Che cosa significa, allora, Ninfa? Il quesito che abbiamo posto come titolo di questo numero di Engramma resta inevitabilmente aperto, data la complessità del tema e della figura. La domanda è sul metodo, prima che sul tema: è l’interrogativo che anima la corrispondenza tra Warburg e Jolles, con cui si chiude la lettura di Tavola 46 del Bilderatlas, a cura del Seminario Mnemosyne. La Ninfa, si chiede Warburg, “ha davvero le sue radici nell’austera terra fiorentina?”. La sua risposta, che trova un riscontro puntuale e prezioso nel lavoro di Tavola 46, è che la Ninfa è una figura-guida che indirizza lo sguardo del filologo; ma è anche – ribatte l’amico Jolles, che con Warburg intrattiene il dialogo platonico sulla Ninfa – il soggetto e insieme l’oggetto del desiderio. Che cosa significa, allora, Ninfa? L’opera di Helena Almeida (1934-2018), scelta come immagine-guida di questo numero, può ampliare l’interrogativo ed espanderlo nel contemporaneo. Il corpo dell’artista portoghese, nelle sue sperimentazioni, si fa protesi attiva e strumento in grado di lasciare tracce, come quelle trasmesse – in modo più o meno evidente – dalla Ninfa, che, fra le molte e diverse “storie di fantasmi per persone veramente adulte” che abitano l’Atlante, è certo un “fantasma” ma pieno di vita, pronto a risvegliarsi a nuove rinascite.

English abstract

Engramma issue No. 182, Che cosa significa, allora, Ninfa?, curated by Vittoria Magnoler and Lucrezia Not, is dedicated to different questions concerning the figure of the Nymph.
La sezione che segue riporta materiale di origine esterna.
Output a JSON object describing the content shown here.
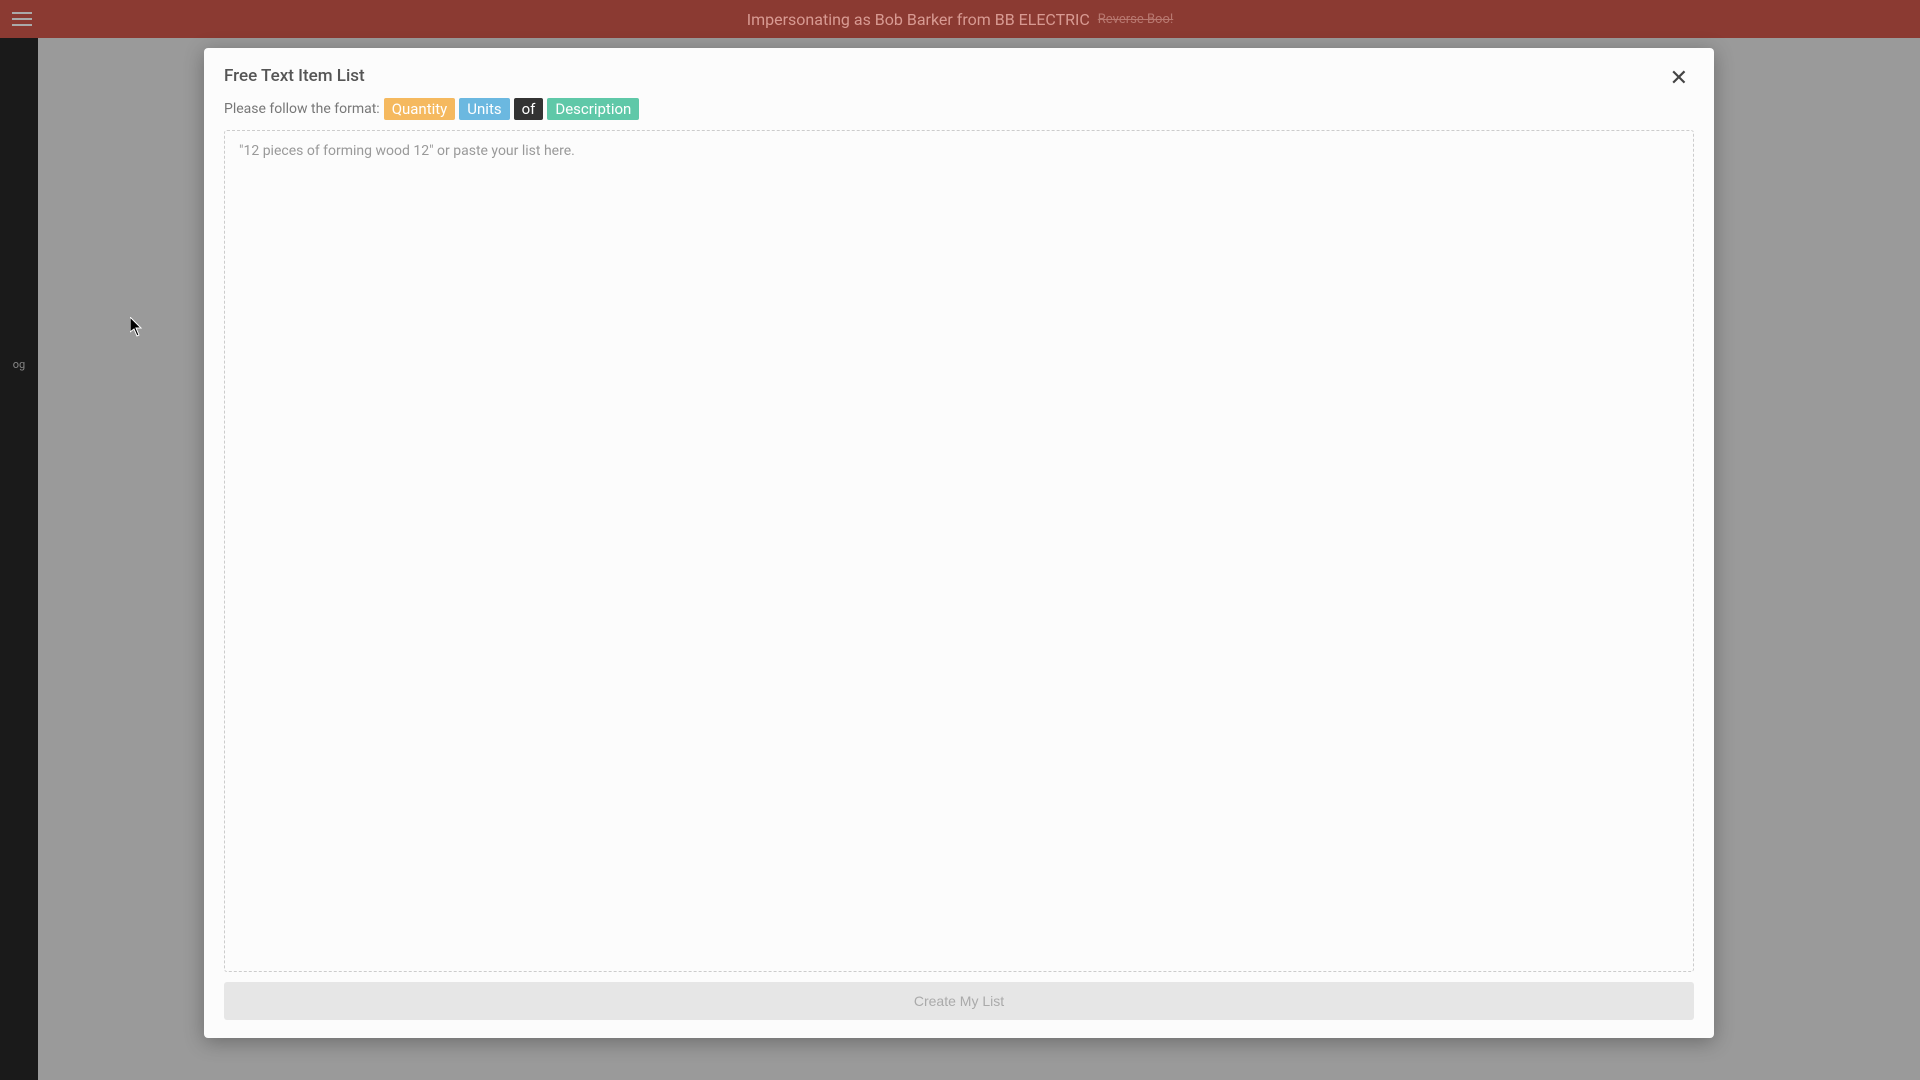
{
  "topbar": {
    "impersonating_text": "Impersonating as Bob Barker from BB ELECTRIC",
    "reverse_text": "Reverse Boo!"
  },
  "sidebar": {
    "item_label": "og"
  },
  "modal": {
    "title": "Free Text Item List",
    "format_prefix": "Please follow the format:",
    "tags": {
      "quantity": "Quantity",
      "units": "Units",
      "of": "of",
      "description": "Description"
    },
    "textarea_placeholder": "\"12 pieces of forming wood 12\" or paste your list here.",
    "submit_label": "Create My List"
  }
}
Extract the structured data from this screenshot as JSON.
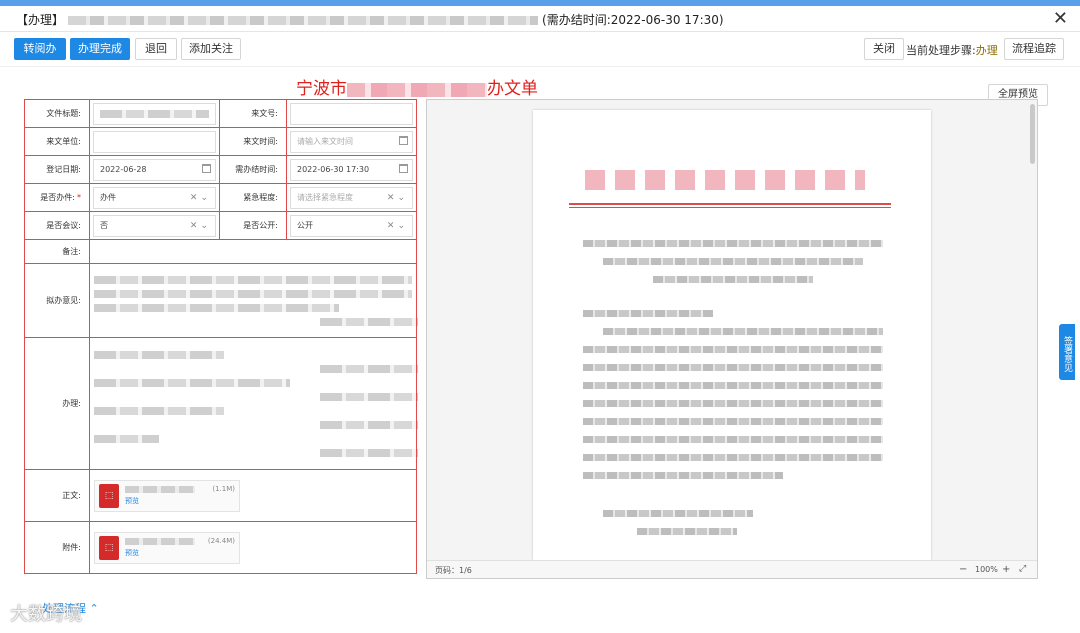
{
  "title": {
    "prefix": "【办理】",
    "suffix": "(需办结时间:2022-06-30 17:30)"
  },
  "toolbar": {
    "transfer": "转阅办",
    "complete": "办理完成",
    "return": "退回",
    "follow": "添加关注",
    "close": "关闭",
    "step_label": "当前处理步骤:",
    "step_value": "办理",
    "trace": "流程追踪"
  },
  "form": {
    "title_left": "宁波市",
    "title_right": "办文单",
    "preview_all": "全屏预览",
    "fields": {
      "doc_title": "文件标题:",
      "doc_no": "来文号:",
      "from_unit": "来文单位:",
      "from_time": "来文时间:",
      "from_time_placeholder": "请输入来文时间",
      "reg_date": "登记日期:",
      "reg_date_value": "2022-06-28",
      "deadline": "需办结时间:",
      "deadline_value": "2022-06-30 17:30",
      "is_doc": "是否办件:",
      "is_doc_value": "办件",
      "urgency": "紧急程度:",
      "urgency_placeholder": "请选择紧急程度",
      "is_meeting": "是否会议:",
      "is_meeting_value": "否",
      "is_public": "是否公开:",
      "is_public_value": "公开",
      "remark": "备注:",
      "opinion": "拟办意见:",
      "handling": "办理:",
      "main_text": "正文:",
      "attachment": "附件:"
    },
    "main_file": {
      "size": "(1.1M)",
      "preview": "预览",
      "icon": "pdf-icon"
    },
    "attach_file": {
      "size": "(24.4M)",
      "preview": "预览",
      "icon": "pdf-icon"
    }
  },
  "viewer": {
    "page_label": "页码：1/6",
    "zoom": "100%",
    "zoom_out": "−",
    "zoom_in": "+"
  },
  "side_tab": "签署意见",
  "flow": "处理流程 ⌃",
  "watermark": "大数跨境"
}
The essay by Ada Naval García sets out the revision that Georges Didi-Huberman presents in his Ninfa moderna. Essai sur le drapé tombé (2002). The author outlines those characters that make the reliquat (the fallen cloths) a Pathosformel, recognising in the Nymph the expression of Pathosformel par excellence. This investigation is echoed in the conversation with Didi-Huberman, curated by Lucrezia Not, in which Didi-Huberman freely responds to four suggestions arising from the reading of his four volumes on the Nymph. ‘Moderna’, ‘Fluida’, ‘Profunda’, ‘Dolorosa’. Une entrevue sur la Ninfa avec Georges Didi-Huberman remains within the framework of the research initiated by the Seminario Mnemosyne, which is the focus of the article: Il passo della Ninfa. Lettura interpretativa di Mnemosyne Atlas, Tavola 46. Filippo Perfetti’s contribution draws on the Mnemosyne Atlas as a hermeneutic device capable of enhancing research. In Venus Virgo/Venus Magistra. Lettura della figura femminile in trono negli affreschi di Botticelli di Villa Lemmi, alla luce del montaggio di Mnemosyne Atlas, Tavola 46 the author provides a historical-allegorical reading, and then addresses the question of the identities of the historical and allegorical characters depicted in the frescoes of Villa Lemmi by Sandro Botticelli. In addition, the issue features two presentations: Storia di Hester e Vita di Tubia (Roma 2020) by Lucrezia Tornabuoni (1427-1482), with a commentary by Luca Mazzoni; Ariadna abandonada. Nietzsche trabaja en el mito (Barcelona 2021) by Victoria Cirlot, a follow-up volume to Engramma 173 Arianna filosofica. Engramma No. 182 closes with Salvatore Settis' review of Three Lectures on Leonardo. 1899 (The Warburg Institute, 2019), in which Settis highlights the intentions and nature of the Warburgian text, then tracing the affinities that would animate the panels of the Mnemosyne Atlas.

keywords | Ninfa; Aby Warburg; Atlas Mnemosyne; Panel 46; Georges-Didi Huberman; Arianna; Friedrich Nietzsche.